Her: Ooh. Show me one.
Me: [pulls up my shirt and points to my belly] This one is of Alcatraz.
Flash mobs are so not what I thought. Now I’ve gotta go find my clothes.
My son got very excited about all the toys he found when I cleaned behind the couch, I should have waited till Christmas morning to do that
Me: I absolutely cannot take a cop in shorts seriously.
Him: Sorry ma’am but I’m still going to have to ask you to come with me.
Me: Haha OK
I’m in a very dark place right now.
Suggestions on getting these motion sensing lights in the public bathroom to come back on…?
Thank you corporation very cool
*Condom Co*
[ok, don’t let them know ur a frog]
“Any ideas how we can make our condoms more pleasurable for her?”
ME: Ribbit
“Genius”
911: what is your emergency?
Me: HE READ BUT DIDN’T REPLY
Asking the hard questions like:
Is this my fault?
Could I have prevented it?
How do I dispose of a body?
A younger person at work was telling us she made bagels herself at home.
Impressive, until we found out that she meant buying them at the coffee shop then taking them home to toast
Set my alarm for 2 am to go into my son’s room and tell him it’s raining to repay the favor he let me know this morning.
My husband walked up behind me and complimented my perfume.
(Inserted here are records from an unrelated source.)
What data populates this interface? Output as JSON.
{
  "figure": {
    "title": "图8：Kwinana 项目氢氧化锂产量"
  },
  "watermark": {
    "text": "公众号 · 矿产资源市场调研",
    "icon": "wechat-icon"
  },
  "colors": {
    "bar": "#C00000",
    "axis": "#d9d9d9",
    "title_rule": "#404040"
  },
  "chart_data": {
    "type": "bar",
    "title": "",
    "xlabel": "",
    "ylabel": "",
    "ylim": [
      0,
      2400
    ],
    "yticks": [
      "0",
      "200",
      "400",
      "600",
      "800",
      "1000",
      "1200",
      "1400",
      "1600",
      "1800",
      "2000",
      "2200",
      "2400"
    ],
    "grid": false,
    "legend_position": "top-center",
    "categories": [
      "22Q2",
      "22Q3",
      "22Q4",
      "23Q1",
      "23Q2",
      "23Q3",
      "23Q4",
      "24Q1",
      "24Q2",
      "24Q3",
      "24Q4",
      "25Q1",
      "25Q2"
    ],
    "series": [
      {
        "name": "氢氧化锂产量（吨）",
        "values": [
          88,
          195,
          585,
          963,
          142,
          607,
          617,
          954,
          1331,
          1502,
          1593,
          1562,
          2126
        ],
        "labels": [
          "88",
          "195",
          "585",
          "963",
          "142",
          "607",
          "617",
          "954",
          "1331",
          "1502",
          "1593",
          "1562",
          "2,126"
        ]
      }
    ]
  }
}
When I turned around to thank him I realized he was talking about the new scented kitchen garbage bags
If I accidentally put a live scorpion in my mouth and chewed on it, am I going to die? Don’t ask how that happened….but my tongue is numb.
I wonder how many tragedies I’ve prevented by standing nearby with my hands on my hips saying “Be careful!”